Mental health challenges are more common than we realize, yet many suffer in silence due to fears of shame and stigma. As such, it is quite likely that you will encounter a friend who is struggling with emotional issues but is afraid to ask for help. This can be a tough situation: While you are obviously concerned about your friend, you might not know how to express your concerns or how to respond to the friend’s distress. Furthermore, symptoms of mental health problems, such as depression, often include social withdrawal, so your friend might not appear receptive to your concerns even when you do manage to express them. Nevertheless, reaching out to a friend in distress can potentially make a huge difference, by helping that person see that someone still cares and that recovery is possible. Here are a few suggestions for how to support a friend where emotionally difficult times:

  • Don’t be afraid to reach out. If you notice that a friend seems unusually sad, anxious, or “out of it,” reach out. Tell them you have noticed the unusual behaviors, let them know you are concerned, and ask them how things are going. Be sure to pick a private place for this conversation and that both of you have plenty of time to talk. Even if your friend does not open up to you right away, this initial conversation might help them feel more comfortable about sharing their feelings with you in the future.
  • Don’t trivialize your friend’s problems. One hallmark characteristic of depression and anxiety is unusually intense emotional reactions to everyday stressors. Things that make us a little sad or worried might be completely overwhelming for individuals experiencing these conditions. As a result, do not judge your friend for feeling terrible, even if they can’t seem to provide a “good” reason for why they are feeling the way they do. Empty reassurances like “I’m sure you will feel better after getting some sleep” can, despite your best intentions, make your friend feel more alone. Chances are they have been trying to convince themselves that what they are experiencing is not a big deal for a long time without success.
  • Ask important questions and be prepared with resources. Ask your friend if they have talked to anyone else about their problems and whether they would consider talking to a counselor. Be prepared with potential resources, such as the phone number of your campus counseling center or crisis hotlines in your area. In the event that your friend seems so distressed that you become concerned about their safety, don’t be afraid to ask them whether they have any thoughts about hurting themselves. In contrary to popular beliefs, most people would answer this question honestly, and getting them professional help can be potentially life-saving.

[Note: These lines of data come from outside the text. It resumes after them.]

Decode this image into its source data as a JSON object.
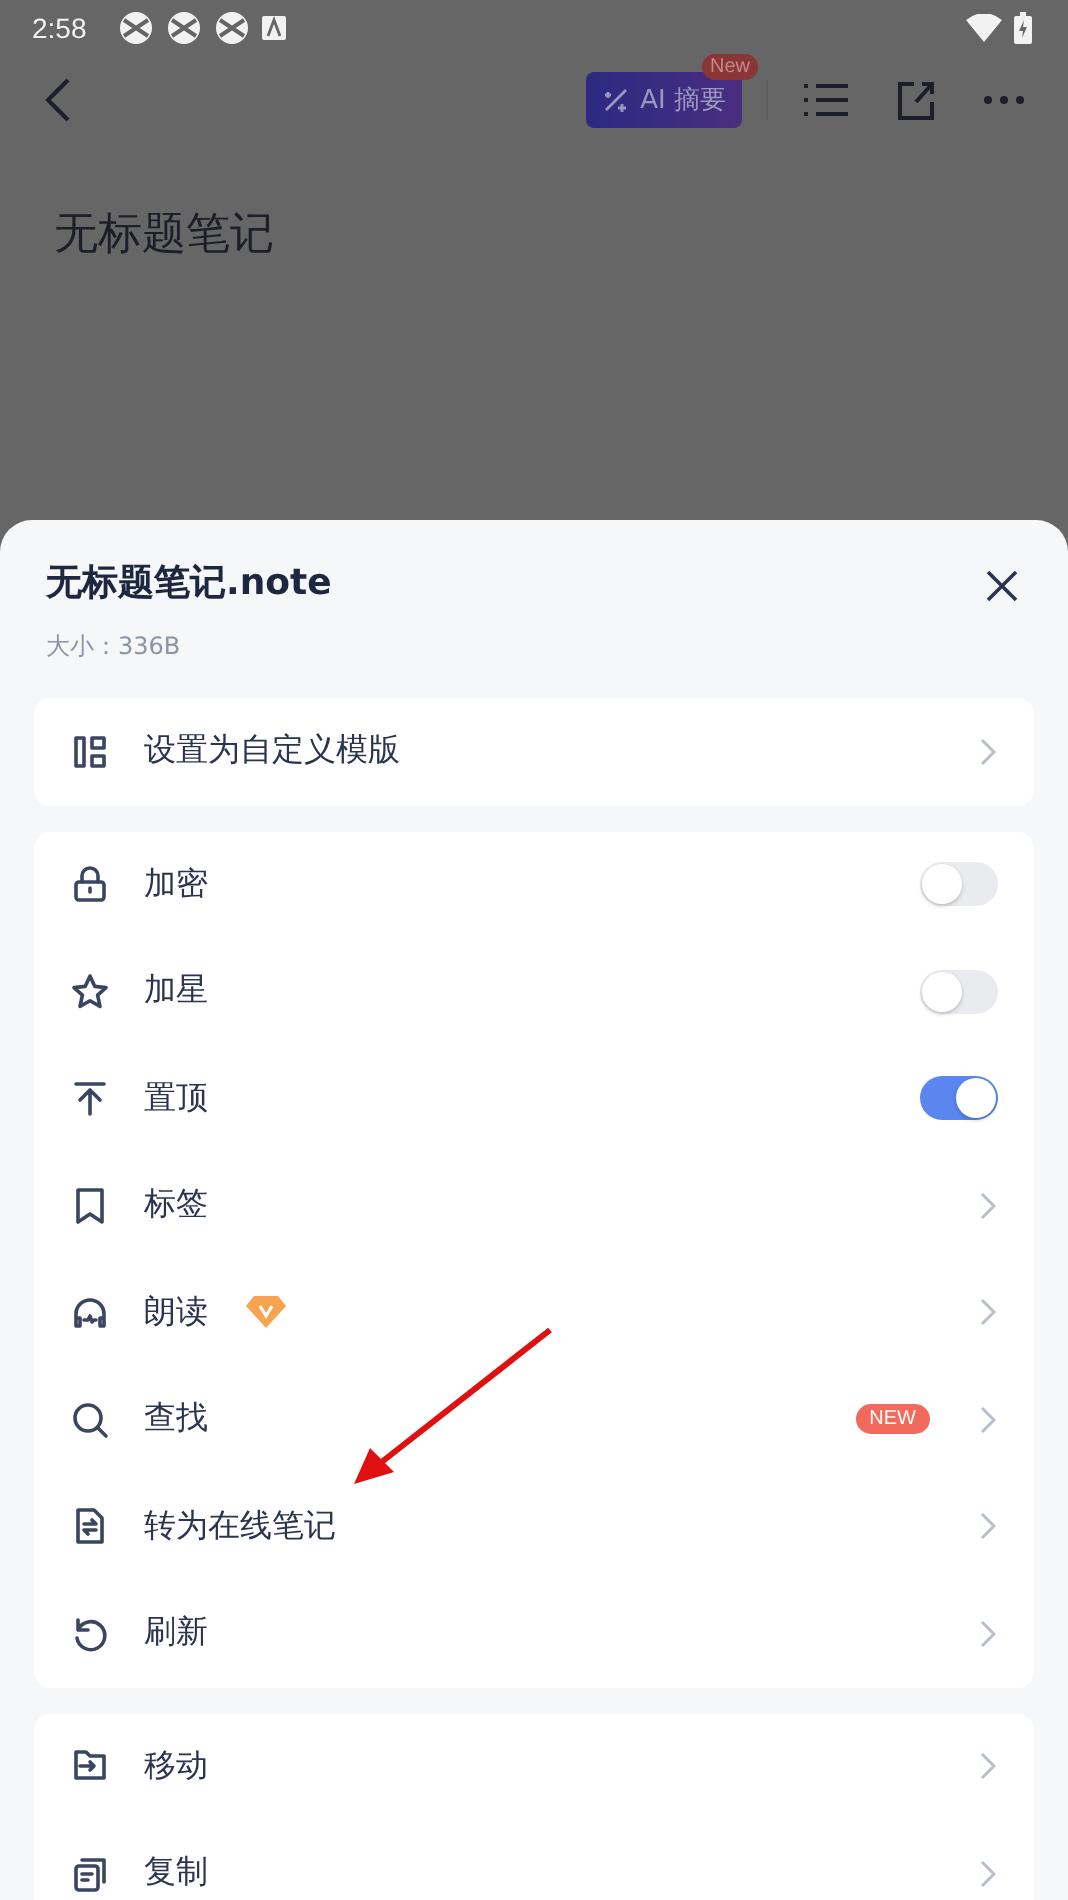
{
  "status_bar": {
    "time": "2:58"
  },
  "toolbar": {
    "ai_button": {
      "label": "AI 摘要",
      "badge": "New"
    }
  },
  "note": {
    "title": "无标题笔记"
  },
  "sheet": {
    "title": "无标题笔记.note",
    "size": "大小：336B",
    "groups": [
      {
        "items": [
          {
            "kind": "link",
            "label": "设置为自定义模版",
            "premium": false
          }
        ]
      },
      {
        "items": [
          {
            "kind": "toggle",
            "label": "加密",
            "on": false,
            "premium": false
          },
          {
            "kind": "toggle",
            "label": "加星",
            "on": false,
            "premium": false
          },
          {
            "kind": "toggle",
            "label": "置顶",
            "on": true,
            "premium": false
          },
          {
            "kind": "link",
            "label": "标签",
            "premium": false
          },
          {
            "kind": "link",
            "label": "朗读",
            "premium": true
          },
          {
            "kind": "link",
            "label": "查找",
            "badge": "NEW",
            "premium": false
          },
          {
            "kind": "link",
            "label": "转为在线笔记",
            "premium": false
          },
          {
            "kind": "link",
            "label": "刷新",
            "premium": false
          }
        ]
      },
      {
        "items": [
          {
            "kind": "link",
            "label": "移动",
            "premium": false
          },
          {
            "kind": "link",
            "label": "复制",
            "premium": false
          }
        ]
      }
    ]
  }
}
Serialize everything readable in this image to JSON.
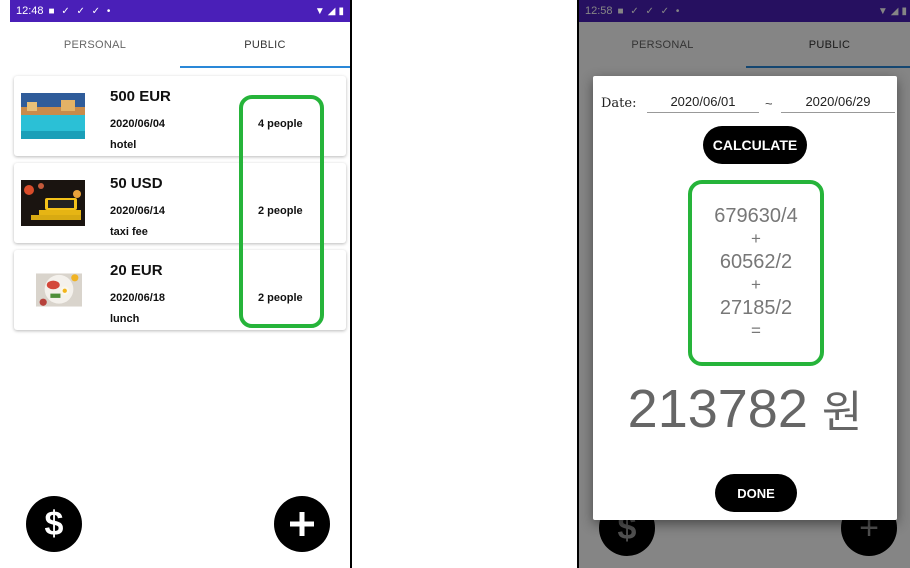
{
  "left_screen": {
    "status": {
      "time": "12:48",
      "notification_icons": "■ ✓ ✓ ✓ •"
    },
    "tabs": [
      {
        "label": "PERSONAL",
        "active": false
      },
      {
        "label": "PUBLIC",
        "active": true
      }
    ],
    "items": [
      {
        "amount": "500 EUR",
        "date": "2020/06/04",
        "description": "hotel",
        "people": "4 people",
        "image": "hotel-pool-image"
      },
      {
        "amount": "50 USD",
        "date": "2020/06/14",
        "description": "taxi fee",
        "people": "2 people",
        "image": "taxi-sign-image"
      },
      {
        "amount": "20 EUR",
        "date": "2020/06/18",
        "description": "lunch",
        "people": "2 people",
        "image": "lunch-plate-image"
      }
    ],
    "fab_dollar_label": "$",
    "fab_add_label": "+"
  },
  "right_screen": {
    "status": {
      "time": "12:58",
      "notification_icons": "■ ✓ ✓ ✓ •"
    },
    "tabs": [
      {
        "label": "PERSONAL",
        "active": false
      },
      {
        "label": "PUBLIC",
        "active": true
      }
    ],
    "dialog": {
      "date_label": "Date:",
      "date_from": "2020/06/01",
      "date_separator": "~",
      "date_to": "2020/06/29",
      "calculate_label": "CALCULATE",
      "formula": {
        "term1": "679630/4",
        "op1": "+",
        "term2": "60562/2",
        "op2": "+",
        "term3": "27185/2",
        "equals": "="
      },
      "result_value": "213782",
      "result_unit": "원",
      "done_label": "DONE"
    }
  },
  "colors": {
    "status_bar": "#4a1fb8",
    "tab_indicator": "#2a88d8",
    "highlight": "#26b43a",
    "button": "#000000"
  }
}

  • Take care of yourself. Last but not least, recognize that supporting a friend who is struggling can be an extremely stressful experience. Make sure that you have your own support network and that you are taking care of your own emotional needs. Don’t feel guilty if you can’t seem to solve all of your friend’s problems, and get others involved if you feel that your friend needs support beyond what you can provide. Remember that even if you don’t always know what the right thing to say, the fact that you are showing care and concern can go a long way in helping your friend.